Another issue for Ms Roy to perhaps pay attention to is the Government of India's signing a disclosure agreement with Switzerland that has only prospective effect, and which is, therefore, an eyewash. Granted that UPA chairperson Sonia Gandhi seems to have no influence whatsoever over the Manmohan Singh government (or else, as so many foreign diplomats and journalists have testified, she would surely have eliminated corruption in India), it seems desirable for the NAC to at the least record its disgust at such a patent means of enabling those who have salted away an estimated trillion dollars since 1947 to escape detection.
But why reach back to Rajiv Gandhi and to 1988? In 2006, the Administrative Reforms Commission headed by Veerappa Moily (who does not appear to be a votary of the RSS) suggested several anti-corruption measures in its tome on "Ethics in Governance". The Moily committee (which included V. Ramachandran of the Rajiv Gandhi Foundation, which is hopefully not a clandestine instrument for the RSS takeover of the government) gave several recommendations, many of which are first-class and worthy of immediate implementation. They relate, inter alia, to freeing the CBI of political bias through making it a statutory body. Amendments to the Serious Frauds legislation have been suggested. There are detailed proposals on the Lokpal and the Lokayukta, which would certainly commend themselves not only to Team Anna but to those citizens not part of the Corruption Machine that governance has descended to in India.
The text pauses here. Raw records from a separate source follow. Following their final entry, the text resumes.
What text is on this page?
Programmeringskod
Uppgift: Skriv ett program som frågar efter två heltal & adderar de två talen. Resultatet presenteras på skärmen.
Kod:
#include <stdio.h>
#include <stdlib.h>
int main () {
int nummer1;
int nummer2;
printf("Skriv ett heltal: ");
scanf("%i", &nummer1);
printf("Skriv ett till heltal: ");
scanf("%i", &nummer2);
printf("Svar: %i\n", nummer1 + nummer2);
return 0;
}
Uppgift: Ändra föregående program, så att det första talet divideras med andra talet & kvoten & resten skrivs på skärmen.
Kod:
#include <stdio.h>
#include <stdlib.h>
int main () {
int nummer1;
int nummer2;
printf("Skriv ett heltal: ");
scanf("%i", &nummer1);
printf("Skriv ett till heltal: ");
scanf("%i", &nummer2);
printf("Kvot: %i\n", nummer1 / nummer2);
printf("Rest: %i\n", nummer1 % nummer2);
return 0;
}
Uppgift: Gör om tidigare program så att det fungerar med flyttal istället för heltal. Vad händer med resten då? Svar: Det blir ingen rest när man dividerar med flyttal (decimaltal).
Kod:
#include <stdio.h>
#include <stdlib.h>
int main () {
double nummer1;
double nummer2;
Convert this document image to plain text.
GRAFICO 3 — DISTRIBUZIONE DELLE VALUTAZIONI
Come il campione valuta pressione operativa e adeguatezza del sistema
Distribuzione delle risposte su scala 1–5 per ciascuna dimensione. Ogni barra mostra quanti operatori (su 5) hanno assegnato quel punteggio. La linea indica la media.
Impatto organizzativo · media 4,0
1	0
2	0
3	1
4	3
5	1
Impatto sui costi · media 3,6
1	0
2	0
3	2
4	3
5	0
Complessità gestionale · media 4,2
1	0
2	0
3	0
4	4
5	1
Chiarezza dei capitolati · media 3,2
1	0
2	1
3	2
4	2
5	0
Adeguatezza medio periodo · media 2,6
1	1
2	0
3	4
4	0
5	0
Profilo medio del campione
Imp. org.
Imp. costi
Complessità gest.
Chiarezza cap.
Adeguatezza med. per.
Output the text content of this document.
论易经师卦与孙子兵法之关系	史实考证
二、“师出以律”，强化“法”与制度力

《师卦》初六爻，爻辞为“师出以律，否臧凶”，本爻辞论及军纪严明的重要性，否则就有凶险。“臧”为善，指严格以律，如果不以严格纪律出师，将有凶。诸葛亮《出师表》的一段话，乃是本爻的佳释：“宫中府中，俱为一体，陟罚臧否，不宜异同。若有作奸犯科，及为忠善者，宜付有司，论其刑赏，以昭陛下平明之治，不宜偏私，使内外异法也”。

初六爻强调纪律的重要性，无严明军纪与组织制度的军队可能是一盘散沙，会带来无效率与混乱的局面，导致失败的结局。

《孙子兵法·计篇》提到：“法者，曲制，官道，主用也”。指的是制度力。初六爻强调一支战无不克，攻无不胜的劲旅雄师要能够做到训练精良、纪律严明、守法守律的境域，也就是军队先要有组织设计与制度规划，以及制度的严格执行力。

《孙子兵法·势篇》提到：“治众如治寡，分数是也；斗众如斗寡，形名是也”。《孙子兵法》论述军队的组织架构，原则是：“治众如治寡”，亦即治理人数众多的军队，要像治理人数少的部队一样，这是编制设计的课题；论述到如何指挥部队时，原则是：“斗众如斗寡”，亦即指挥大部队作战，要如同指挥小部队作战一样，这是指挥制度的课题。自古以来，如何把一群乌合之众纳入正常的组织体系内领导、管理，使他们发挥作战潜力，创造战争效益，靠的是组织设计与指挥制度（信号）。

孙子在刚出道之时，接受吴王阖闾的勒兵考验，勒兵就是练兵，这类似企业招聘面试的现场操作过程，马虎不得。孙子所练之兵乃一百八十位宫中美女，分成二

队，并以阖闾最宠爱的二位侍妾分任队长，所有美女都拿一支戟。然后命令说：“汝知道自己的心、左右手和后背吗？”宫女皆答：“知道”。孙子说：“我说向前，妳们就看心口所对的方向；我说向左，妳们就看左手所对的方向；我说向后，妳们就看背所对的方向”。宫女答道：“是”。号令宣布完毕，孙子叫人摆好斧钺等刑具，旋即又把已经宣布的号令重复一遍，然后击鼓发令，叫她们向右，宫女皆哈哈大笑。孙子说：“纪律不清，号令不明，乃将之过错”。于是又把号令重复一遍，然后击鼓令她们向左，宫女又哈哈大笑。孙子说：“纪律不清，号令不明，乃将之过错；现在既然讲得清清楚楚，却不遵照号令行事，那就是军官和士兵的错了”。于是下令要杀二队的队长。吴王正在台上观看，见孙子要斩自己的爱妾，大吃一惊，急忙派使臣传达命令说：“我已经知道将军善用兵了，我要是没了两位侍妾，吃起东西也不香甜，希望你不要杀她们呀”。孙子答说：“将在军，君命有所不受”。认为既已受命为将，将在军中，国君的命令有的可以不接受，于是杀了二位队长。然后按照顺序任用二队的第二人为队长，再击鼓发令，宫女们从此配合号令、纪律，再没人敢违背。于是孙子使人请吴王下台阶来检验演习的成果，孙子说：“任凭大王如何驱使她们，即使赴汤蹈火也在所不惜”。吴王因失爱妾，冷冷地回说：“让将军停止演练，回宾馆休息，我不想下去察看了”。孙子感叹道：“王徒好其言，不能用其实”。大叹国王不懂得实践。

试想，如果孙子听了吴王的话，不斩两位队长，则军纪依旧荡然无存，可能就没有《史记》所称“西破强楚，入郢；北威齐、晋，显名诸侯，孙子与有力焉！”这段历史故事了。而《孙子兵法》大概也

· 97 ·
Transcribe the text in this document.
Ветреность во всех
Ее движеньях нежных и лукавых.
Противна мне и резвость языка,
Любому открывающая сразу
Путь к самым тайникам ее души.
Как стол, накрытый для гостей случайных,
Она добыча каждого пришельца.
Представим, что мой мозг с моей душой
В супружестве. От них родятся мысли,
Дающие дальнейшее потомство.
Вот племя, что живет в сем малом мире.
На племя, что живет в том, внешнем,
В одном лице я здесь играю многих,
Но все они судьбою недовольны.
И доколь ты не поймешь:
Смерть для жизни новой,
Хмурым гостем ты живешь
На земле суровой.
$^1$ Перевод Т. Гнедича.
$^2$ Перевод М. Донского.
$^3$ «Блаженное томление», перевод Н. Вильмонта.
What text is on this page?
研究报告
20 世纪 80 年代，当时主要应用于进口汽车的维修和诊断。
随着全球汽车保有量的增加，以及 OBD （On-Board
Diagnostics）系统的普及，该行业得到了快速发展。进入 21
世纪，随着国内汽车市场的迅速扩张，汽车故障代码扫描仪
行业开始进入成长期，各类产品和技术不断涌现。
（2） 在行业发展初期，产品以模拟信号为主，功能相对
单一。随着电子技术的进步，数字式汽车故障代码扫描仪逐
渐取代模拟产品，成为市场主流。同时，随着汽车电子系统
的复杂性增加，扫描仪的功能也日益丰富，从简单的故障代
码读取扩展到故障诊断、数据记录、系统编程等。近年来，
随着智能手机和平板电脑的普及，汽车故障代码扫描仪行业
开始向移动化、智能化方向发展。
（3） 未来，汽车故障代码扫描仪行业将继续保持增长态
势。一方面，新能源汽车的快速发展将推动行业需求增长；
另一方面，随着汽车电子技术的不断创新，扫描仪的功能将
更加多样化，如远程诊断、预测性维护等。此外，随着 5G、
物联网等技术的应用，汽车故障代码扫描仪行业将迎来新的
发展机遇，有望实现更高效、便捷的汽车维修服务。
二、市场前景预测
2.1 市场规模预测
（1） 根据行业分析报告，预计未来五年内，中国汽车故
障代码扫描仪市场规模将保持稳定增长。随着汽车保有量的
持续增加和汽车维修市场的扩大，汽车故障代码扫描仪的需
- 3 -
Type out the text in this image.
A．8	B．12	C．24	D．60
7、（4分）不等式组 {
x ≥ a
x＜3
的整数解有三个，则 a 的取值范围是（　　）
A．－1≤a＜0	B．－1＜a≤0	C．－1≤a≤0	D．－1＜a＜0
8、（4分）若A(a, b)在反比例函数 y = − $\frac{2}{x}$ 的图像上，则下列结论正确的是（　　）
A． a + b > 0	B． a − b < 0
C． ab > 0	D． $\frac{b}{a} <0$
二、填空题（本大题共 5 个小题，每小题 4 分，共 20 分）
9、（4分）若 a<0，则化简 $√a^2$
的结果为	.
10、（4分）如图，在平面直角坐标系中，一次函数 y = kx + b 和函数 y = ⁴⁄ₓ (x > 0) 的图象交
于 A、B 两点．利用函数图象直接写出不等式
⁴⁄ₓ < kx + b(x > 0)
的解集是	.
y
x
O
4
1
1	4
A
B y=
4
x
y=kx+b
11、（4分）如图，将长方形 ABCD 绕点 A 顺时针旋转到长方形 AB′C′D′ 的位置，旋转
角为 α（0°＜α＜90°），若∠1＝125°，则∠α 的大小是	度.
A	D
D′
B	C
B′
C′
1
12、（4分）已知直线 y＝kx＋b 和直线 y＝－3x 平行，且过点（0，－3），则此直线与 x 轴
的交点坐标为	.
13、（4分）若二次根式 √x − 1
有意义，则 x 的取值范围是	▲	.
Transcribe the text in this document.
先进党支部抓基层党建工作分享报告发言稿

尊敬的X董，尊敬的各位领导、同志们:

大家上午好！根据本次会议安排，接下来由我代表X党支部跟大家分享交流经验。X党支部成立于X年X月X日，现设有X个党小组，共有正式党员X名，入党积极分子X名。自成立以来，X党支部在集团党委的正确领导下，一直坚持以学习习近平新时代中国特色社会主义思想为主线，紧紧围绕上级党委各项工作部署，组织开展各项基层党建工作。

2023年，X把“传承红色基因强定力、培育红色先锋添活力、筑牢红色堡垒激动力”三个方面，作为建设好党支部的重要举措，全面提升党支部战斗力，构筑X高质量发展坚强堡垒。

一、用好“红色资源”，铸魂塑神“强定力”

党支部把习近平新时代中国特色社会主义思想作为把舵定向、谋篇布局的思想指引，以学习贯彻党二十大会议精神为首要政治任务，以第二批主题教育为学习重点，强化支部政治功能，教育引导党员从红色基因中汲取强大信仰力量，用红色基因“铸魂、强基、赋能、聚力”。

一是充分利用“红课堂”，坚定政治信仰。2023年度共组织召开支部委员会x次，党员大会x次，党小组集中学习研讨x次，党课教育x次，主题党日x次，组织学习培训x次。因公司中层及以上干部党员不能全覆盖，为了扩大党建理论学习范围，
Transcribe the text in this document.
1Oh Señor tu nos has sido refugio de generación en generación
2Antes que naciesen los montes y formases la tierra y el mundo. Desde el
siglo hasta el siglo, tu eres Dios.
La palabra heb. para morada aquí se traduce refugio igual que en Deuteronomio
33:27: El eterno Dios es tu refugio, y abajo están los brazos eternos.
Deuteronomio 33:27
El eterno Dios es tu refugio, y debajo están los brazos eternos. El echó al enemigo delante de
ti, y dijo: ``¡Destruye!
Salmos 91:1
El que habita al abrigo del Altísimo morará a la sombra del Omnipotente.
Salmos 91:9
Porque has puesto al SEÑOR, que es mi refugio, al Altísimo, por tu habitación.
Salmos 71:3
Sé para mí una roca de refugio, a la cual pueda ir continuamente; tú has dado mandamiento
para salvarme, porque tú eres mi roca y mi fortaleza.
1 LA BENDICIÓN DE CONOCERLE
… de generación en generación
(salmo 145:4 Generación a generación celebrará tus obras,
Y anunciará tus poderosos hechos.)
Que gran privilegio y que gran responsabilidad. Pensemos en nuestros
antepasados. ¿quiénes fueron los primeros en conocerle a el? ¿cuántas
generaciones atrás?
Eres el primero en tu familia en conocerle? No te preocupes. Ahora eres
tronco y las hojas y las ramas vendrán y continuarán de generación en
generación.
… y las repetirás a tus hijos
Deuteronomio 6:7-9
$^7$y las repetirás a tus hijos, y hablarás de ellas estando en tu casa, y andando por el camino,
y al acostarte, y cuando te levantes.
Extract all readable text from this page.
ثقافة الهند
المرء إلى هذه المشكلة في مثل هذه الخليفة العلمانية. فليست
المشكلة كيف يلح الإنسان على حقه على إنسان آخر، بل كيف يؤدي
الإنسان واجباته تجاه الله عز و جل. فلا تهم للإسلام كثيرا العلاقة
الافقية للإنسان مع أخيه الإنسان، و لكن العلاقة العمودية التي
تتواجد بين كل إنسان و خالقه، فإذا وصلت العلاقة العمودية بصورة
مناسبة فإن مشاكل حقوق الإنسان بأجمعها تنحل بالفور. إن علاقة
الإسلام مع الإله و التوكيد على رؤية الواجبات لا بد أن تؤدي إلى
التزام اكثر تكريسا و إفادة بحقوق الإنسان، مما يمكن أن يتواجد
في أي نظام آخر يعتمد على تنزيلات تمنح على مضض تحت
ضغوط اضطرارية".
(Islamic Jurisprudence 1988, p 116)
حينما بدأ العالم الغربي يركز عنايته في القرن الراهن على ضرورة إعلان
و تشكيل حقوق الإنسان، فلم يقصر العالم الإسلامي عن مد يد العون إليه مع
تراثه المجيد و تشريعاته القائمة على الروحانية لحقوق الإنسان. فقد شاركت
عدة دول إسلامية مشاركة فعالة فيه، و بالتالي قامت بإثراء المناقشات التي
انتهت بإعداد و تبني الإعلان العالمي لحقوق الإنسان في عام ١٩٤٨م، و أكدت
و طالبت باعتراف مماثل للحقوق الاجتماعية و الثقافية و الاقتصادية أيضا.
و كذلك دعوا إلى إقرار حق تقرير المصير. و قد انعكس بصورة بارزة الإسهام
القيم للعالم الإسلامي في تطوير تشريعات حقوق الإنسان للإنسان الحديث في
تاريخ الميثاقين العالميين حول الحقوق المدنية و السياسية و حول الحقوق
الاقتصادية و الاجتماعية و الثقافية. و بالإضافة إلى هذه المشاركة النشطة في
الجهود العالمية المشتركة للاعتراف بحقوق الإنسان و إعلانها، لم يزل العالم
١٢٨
As happened to Ram Jethmalani in the Vajpayee period when he sought to introduce legislation that would make the judicial system in India less of a nightmare for those not privileged to have a lifespan exceeding 300 years, Veerappa Moily has been divested of the Law portfolio. And by the looks of it, for the same reason as Ram Jethmalani: for the "crime" of seeking a more transparent, accountable and speedy judicial system. But what has happened to his volume on ethics?
his is still "under study" by a Group of Ministers, who till now have presumably not found the time to even too many pages, for there has been total silence about their views on the ARC recommendations. Even Moily, who otherwise has an equable nature, felt constrained to send a letter of remonstrance to his own government in October 2010, asking about the fate of his recommendations. If he has received any reply, it is probably that the Group of Ministers has reached Page 15 (out of nearly 600 pages) and hence a decision will be taken by about AD 2067, or in roughly the same time as it takes for a typical case to get finally settled in India's superb legal system. And yet television commentators known to be close to the Powers That Be claim that Team Manmohan ought to be "given more time". Yes indeed, in case they discover an elixir that lengthens the average lifespan by several times of what it is today. Till that happens, the impatience of the rest of the population is understandable.